We always aspire for a perfectionism.
Especially for things that we care a lot, we want it to be perfect. Be it your first date, your wedding, initial setup for your brand-new mobile phone, your first job interview…the list goes on.
Unfortunately, perfectionism tends to have more negative effects than positive ones. It sets you back. It gives you an excuse not to take the next step. Like “Oh, it’s still not perfect, I’m still working on it, so I cannot move on….”
But the more time you spend, the harder it becomes to complete because now the expectation is higher. It traps you into a vicious cycle.
The key to avoiding this is to let go of your perfectionism.
Get used to being imperfect. Embrace being imperfect. When you think about learning how to ski, it’s pretty clear that you have to try by yourself, right? You end up falling down a lot, but that’s just part of the learning process.
We seem to forget this when it comes to intellectual activities such as learning UX.
Whether you take college programs or bootcamp or on your own, the important thing is you actually work on projects by yourself. The more you try by yourself, the better you will become.
You should start trying before you feel you are fully ready. In fact, you will probably learn a lot more, a lot faster this way.
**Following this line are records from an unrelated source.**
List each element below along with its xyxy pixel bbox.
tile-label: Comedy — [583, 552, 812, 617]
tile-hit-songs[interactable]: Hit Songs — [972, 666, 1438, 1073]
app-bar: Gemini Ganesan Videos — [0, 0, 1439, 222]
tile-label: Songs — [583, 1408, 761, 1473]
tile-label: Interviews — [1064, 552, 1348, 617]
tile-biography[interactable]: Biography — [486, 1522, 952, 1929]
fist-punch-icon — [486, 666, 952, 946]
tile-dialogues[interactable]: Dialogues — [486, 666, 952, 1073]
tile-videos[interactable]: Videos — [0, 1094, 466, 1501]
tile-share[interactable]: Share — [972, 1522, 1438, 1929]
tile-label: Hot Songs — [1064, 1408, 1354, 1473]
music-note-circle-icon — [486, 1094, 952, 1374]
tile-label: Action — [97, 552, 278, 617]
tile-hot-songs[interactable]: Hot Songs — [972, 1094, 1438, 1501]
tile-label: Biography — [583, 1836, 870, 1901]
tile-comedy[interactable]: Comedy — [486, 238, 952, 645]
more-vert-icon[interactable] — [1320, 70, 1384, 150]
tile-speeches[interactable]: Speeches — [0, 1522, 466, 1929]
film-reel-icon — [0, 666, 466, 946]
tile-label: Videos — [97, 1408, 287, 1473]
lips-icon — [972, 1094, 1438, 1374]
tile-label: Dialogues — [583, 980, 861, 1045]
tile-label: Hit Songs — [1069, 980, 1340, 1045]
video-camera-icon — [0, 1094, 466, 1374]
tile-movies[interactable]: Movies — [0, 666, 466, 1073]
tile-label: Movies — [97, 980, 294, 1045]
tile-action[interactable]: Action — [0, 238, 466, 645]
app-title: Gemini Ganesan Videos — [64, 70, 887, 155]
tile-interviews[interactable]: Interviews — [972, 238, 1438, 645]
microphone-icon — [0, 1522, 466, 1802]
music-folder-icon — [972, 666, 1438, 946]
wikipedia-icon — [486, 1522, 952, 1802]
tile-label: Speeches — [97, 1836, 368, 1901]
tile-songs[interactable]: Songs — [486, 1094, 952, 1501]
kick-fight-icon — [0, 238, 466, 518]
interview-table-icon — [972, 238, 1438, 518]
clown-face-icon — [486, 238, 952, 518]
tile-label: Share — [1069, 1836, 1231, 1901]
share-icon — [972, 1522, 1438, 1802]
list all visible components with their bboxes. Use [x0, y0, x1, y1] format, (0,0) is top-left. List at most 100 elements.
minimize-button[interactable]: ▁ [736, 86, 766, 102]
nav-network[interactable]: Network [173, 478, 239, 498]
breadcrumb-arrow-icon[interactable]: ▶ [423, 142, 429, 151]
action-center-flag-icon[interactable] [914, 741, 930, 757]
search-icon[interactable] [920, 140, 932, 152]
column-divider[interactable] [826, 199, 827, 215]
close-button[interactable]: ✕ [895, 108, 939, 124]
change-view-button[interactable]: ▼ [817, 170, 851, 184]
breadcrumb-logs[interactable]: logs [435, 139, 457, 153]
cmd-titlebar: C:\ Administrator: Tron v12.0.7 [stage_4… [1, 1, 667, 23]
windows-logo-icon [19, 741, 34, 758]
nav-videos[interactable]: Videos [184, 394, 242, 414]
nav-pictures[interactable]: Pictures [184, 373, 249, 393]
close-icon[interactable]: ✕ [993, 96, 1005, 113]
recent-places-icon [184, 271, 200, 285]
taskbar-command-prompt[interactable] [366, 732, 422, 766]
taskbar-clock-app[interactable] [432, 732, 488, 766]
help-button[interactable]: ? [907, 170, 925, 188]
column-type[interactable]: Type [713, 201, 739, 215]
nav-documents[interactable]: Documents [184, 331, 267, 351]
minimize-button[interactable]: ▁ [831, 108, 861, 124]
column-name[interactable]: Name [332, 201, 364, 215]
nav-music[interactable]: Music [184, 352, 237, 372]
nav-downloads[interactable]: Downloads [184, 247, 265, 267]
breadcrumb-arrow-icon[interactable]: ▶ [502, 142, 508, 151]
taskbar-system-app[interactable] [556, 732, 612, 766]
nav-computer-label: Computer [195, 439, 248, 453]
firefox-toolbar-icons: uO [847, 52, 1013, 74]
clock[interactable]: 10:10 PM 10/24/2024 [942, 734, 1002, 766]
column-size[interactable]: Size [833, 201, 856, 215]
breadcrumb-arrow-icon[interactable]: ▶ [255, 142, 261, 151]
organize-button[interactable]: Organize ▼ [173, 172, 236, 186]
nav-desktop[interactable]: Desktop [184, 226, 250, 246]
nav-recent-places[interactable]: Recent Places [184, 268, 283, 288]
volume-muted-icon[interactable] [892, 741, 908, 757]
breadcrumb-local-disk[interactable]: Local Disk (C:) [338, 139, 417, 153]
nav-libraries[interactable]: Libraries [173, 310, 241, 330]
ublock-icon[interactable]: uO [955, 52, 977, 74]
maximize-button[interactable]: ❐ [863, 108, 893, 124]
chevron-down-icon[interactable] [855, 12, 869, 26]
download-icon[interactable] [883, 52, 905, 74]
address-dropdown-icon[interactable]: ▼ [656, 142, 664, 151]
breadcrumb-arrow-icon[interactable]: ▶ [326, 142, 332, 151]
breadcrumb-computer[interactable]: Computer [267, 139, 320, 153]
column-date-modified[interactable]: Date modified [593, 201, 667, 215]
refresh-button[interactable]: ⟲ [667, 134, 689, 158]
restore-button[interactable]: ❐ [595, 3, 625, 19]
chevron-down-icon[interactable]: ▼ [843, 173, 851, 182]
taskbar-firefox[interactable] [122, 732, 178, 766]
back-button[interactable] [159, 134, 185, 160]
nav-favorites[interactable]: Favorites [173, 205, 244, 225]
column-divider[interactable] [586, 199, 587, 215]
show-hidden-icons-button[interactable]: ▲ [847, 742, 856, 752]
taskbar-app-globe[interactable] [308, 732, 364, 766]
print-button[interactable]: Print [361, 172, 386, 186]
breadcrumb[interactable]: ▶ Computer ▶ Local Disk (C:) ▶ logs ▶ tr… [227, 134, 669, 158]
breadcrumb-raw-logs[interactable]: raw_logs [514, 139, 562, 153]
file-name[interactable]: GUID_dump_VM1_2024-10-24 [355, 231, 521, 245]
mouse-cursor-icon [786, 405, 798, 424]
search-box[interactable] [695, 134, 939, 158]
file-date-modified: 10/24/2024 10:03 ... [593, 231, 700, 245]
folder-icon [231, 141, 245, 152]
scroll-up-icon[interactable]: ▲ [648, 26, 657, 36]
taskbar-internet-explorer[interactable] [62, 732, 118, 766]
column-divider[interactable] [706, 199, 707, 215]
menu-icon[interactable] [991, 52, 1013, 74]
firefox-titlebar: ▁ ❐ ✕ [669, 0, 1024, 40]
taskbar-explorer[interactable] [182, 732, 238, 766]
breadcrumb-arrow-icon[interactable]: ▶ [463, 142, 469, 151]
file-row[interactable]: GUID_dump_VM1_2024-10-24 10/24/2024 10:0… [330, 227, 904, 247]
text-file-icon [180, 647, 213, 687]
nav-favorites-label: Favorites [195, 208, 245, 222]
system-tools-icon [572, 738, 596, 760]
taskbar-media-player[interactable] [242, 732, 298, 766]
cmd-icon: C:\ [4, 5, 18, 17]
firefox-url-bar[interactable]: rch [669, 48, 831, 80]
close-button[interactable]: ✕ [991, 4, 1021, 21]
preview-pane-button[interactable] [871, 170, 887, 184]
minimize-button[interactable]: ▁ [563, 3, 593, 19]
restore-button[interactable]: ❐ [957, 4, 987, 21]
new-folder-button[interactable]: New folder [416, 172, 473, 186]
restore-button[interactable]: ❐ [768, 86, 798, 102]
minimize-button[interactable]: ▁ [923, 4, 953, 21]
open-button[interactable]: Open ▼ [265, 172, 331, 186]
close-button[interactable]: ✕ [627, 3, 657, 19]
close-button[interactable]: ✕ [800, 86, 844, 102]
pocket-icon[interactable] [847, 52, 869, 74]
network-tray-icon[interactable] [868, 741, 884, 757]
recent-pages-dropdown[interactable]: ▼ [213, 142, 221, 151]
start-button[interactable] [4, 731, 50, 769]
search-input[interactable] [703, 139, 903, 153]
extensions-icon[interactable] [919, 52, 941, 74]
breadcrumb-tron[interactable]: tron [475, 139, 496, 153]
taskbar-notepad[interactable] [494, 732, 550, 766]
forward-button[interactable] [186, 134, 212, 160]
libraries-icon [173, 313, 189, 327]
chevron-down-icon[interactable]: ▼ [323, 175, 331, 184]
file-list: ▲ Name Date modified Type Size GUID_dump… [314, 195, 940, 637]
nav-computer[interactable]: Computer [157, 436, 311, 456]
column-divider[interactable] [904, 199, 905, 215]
In order to do so, you need to let go of your perfectionism, and feel comfortable enough being imperfect and try.
It’s interestingly counter-intuitive, but it’s true.
In today’s UX practice, we put rough prototypes in front of users to quickly find out if it works for the users or not. It’s important to do this earlier than later so that you can “fail fast”.
As a result, you learn problems quicker, iterate quicker, which leads to a better design quicker before investing too much time.
When you are learning to become a UX designer, it’s the same thing. In this case, you are “a UX designer prototype” yourself! To improve yourself quicker, it’s better to actually work with PM, engineers, other UX designers, UX researchers on a UX project, earlier than later.
This is the most valuable way to learn what works and what doesn’t. You may get critical feedback, sometimes even harsh ones.But that’s OK. Those are all part of the learning process. Just like falling down painfully while practicing how to ski…
Try for yourself early and fail fast!